There was also a bathing room divided into two wings, the north for gentlemen and the south for ladies and an Upper Terrace with round-headed alcoves, seats and benches for enjoying the sea views.

The lido was a semi-circular shaped pool which held 1000 bathers and could be emptied and filled every day with the ebb and flow of the tide.

At the landward end it had an amphitheatre for 3000 people and adjoining promenades and cafes. It also had slides, diving boards and moored floats.

The Cliff Bar was erected beside the sun terrace and could seat 1000 people with entertainment provided by orchestras on a circular stage. The Cafe Normandie was a large cafe where dances were held. It was destroyed by a great storm in 1953.

Various bars and clubs have had a home at the site including Seduction, the Golden Garter saloon, the Cavern, the Jamaica Bar, Hades and Echoes which was the last to shut in the 2000s.

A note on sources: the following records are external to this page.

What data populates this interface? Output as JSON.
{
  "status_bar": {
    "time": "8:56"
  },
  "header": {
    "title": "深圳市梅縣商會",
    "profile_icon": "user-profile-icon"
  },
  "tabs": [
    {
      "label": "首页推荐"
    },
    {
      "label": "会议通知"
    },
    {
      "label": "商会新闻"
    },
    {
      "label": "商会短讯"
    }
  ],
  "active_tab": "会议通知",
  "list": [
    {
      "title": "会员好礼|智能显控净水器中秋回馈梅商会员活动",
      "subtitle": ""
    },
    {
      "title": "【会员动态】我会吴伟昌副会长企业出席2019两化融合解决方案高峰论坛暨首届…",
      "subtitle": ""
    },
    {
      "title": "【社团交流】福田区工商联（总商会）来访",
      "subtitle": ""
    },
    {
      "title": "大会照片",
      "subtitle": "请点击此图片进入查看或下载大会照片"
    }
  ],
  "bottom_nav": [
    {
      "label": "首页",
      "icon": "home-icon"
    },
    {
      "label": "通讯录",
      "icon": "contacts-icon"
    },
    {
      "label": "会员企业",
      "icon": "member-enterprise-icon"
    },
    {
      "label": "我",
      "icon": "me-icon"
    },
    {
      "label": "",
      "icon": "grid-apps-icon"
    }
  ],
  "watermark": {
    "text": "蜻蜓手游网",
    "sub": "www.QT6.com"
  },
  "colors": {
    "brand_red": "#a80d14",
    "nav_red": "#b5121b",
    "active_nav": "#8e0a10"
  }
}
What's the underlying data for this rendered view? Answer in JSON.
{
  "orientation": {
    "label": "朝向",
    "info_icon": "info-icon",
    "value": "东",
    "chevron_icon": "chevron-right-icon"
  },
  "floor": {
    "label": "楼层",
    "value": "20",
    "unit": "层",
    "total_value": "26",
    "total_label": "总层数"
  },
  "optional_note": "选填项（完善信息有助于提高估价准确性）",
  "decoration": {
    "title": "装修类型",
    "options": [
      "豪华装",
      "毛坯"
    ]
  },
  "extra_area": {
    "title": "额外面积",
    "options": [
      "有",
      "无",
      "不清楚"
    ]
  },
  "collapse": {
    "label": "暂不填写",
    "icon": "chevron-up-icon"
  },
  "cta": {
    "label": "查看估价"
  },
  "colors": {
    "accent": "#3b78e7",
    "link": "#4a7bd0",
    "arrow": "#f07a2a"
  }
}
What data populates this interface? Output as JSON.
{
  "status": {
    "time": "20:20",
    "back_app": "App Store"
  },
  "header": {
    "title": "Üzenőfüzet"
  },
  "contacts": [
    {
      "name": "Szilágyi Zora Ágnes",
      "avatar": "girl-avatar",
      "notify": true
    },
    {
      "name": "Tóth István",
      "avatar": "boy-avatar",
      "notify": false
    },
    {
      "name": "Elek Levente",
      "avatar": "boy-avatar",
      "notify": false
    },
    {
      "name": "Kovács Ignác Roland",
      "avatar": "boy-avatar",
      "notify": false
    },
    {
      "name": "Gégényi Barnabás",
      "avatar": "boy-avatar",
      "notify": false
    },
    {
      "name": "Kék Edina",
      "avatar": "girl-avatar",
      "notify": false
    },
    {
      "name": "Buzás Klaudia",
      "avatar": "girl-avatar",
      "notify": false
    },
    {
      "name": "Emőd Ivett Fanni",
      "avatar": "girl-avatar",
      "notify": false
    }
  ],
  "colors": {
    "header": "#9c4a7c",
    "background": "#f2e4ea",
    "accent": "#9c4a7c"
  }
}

The open air pool closed in 1977/78 and was filled in with sand.

The structures are on four levels, the lower levels excavated from the chalk cliffs and only the upper level, on the landward side, above ground level.

The baths were Grade II listed in 2008 but Save Margate Lido hopes to have this changed to Grade I and to have a Grade II listing on a wider area of the site.

Proposals by save Margate Lido include renovation for community use and the possible introduction of new tourist businesses.

Adrian said: “It would be good to develop the space for something like Boxpark in London (Boxpark Wembley is home to 27 food and beverage operators, and an events space) and there could be a little shopping village.”

The group’s efforts have attracted a lot of interest in the three weeks since they launched their facebook page. A Skips have helped with trade price clearance, Thanet council have been able to offer £2,000 support for the work and people from all over the world have been in contact via social media.

Further meetings with Thanet council and Historic England are due to take place in the coming weeks.

Save Margate Lido are posting regular updates, with videos and photos of finds including old signs, and they will be launching a diary and a newsletter.

Find the Save Margate Lido facebook page here

SOURCES: Peter Seary, “The Cliftonville Lido, formerly the Clifton Baths, Margate”. A Canterbury Archaeological Trust Report of October 2007. Allan Brodie and Gary Winter, “England’s Seaside Resorts”. English Heritage (2007)  . English Heritage, “Margate’s Seaside Heritage” (2007) Janet Smith, “Liquid Assets” English Heritage (2007). Nick Evans, “Dreamland Remembered” 2005 Edition and Margate Architecture blogspot.


  1. It’s about time!e someone did something constructive I wish them every success in this venture ( I spent many days at the lido pool in my younger days)

  2. This is a brilliant idea and wish you every success. So much of our heritage is disappearing and it is very important that enthusiasts such as yourself are involved. If st a later stage you need any volunteers I would love to be involved and bring the old man as well. We both work in construction so I’m sure we could help in some way. Wishing you every success it must be so fascinating digging through the rubbish and coming up with parts of the lidos past

  3. So thrilled to read this. I was a child of the fifties, teenager in 60s. I had a wonderful childhood in Margate. I used to go to the Lido most days in summer. We had a rubber band round our wrist with a key for the locker into which we had placed our lunch. I believe it was 9d a day.Such halcyon days, and a lovely sun tan!!!!